Fiscal Report
Public Education's Point of Reference for Making Educated Decisions

Ask SSC . . . Is It Likely the Deadline for the Coronavirus Relief Fund for Learning Loss Mitigation Will Be Extended?

Q.    I am glad to hear that the Learning Loss Mitigation funds have some additional flexibility, but one thing is unclear: will the use of the Coronavirus Relief Fund for learning loss be extended?

A.    While some of the spending timelines were very clearly extended through Senate Bill (SB) 820 (Chapter 110/2020), the federal Coronavirus Relief Fund dollars are less certain (see “COVID-19 Resources for LEAs”). Here’s a review of the timelines that have clearly changed with SB 820:

  • The statutory timeline for the use of Governor’s Emergency Education Relief funds apportioned to eligible local educational agencies (LEAs) based on students with disabilities ($355 million) was updated to reflect March 13, 2020, to September 30, 2022—this is a full-year extension that aligns with the California Department of Education’s published timeline for expenditure
  • Proposition 98 funds apportioned based on Local Control Funding Formula (LCFF) allocations shall be used from March 1, 2020, to June 30, 2021—this is a half-year extension

SB 820 did not directly change the timeline for the federal Coronavirus Relief Fund dollars—which provides $2.8 billion based on Supplemental and Concentration Grant funding, $1.1 billion based on students with disabilities, and $440 million for learning loss based on the LCFF—and currently must be used from March 1, 2020, to December 30, 2020. The new caveat, however, is that the use of these funds can be changed if “otherwise provided in federal law.”

While considered in various versions of the next round of COVID-19 relief packages, the current political climate and the short remainder of the Congressional calendar does not lend itself towards resolution before the end of the calendar year and the current timeline to expend funds.
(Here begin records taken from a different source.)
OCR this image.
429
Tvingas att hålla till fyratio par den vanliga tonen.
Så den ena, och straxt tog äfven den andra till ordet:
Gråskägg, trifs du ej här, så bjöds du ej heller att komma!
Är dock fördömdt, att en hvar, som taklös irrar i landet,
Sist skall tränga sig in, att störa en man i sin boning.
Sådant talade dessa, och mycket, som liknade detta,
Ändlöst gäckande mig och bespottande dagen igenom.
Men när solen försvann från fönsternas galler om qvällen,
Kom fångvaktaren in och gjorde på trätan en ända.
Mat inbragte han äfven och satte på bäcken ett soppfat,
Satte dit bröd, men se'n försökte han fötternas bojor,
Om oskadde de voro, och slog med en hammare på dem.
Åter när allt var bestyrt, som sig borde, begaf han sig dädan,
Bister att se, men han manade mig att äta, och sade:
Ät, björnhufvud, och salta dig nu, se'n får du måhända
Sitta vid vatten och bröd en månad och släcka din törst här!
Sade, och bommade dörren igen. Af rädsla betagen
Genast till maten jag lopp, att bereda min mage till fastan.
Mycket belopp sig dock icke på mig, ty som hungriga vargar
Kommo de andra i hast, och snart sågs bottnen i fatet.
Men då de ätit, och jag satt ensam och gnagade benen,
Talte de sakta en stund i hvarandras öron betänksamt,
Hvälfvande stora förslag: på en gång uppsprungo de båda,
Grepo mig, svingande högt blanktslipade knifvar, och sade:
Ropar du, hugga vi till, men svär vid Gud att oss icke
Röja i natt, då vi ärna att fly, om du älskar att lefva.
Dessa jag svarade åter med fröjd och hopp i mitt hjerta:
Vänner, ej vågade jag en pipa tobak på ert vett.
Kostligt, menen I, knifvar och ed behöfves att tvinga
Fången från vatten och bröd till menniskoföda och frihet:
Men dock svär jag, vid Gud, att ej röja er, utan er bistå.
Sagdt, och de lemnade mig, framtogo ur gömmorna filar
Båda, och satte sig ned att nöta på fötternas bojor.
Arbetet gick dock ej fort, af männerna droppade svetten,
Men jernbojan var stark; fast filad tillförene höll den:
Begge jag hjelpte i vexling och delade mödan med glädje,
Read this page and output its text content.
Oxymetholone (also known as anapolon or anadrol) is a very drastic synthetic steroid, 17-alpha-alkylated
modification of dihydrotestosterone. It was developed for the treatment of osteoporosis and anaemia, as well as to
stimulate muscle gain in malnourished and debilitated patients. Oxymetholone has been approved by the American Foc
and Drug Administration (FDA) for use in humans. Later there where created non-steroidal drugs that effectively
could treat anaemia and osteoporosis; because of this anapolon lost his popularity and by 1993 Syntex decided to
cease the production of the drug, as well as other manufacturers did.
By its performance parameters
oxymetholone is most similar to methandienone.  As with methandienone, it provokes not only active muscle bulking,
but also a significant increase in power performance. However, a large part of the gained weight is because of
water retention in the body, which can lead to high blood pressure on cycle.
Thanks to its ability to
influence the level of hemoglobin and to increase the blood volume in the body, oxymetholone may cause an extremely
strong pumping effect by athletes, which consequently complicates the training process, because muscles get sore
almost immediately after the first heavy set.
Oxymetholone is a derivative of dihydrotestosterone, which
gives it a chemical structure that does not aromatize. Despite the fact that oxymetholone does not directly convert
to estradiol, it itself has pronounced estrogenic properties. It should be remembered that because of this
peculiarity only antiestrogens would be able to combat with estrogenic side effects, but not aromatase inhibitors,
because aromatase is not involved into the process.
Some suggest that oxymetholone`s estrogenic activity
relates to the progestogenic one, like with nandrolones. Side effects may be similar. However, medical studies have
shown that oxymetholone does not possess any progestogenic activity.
It is possible that legislation to continue to fund the federal government by “continuing resolution” may include such an extension, but it is more likely that a “clean” continuing resolution will not include language deemed unessential to keep the lights on for the federal government past September 30, 2020.

In short, LEAs should plan to use these funds according to SB 820 timelines and not plan on a timeline extension from the federal government.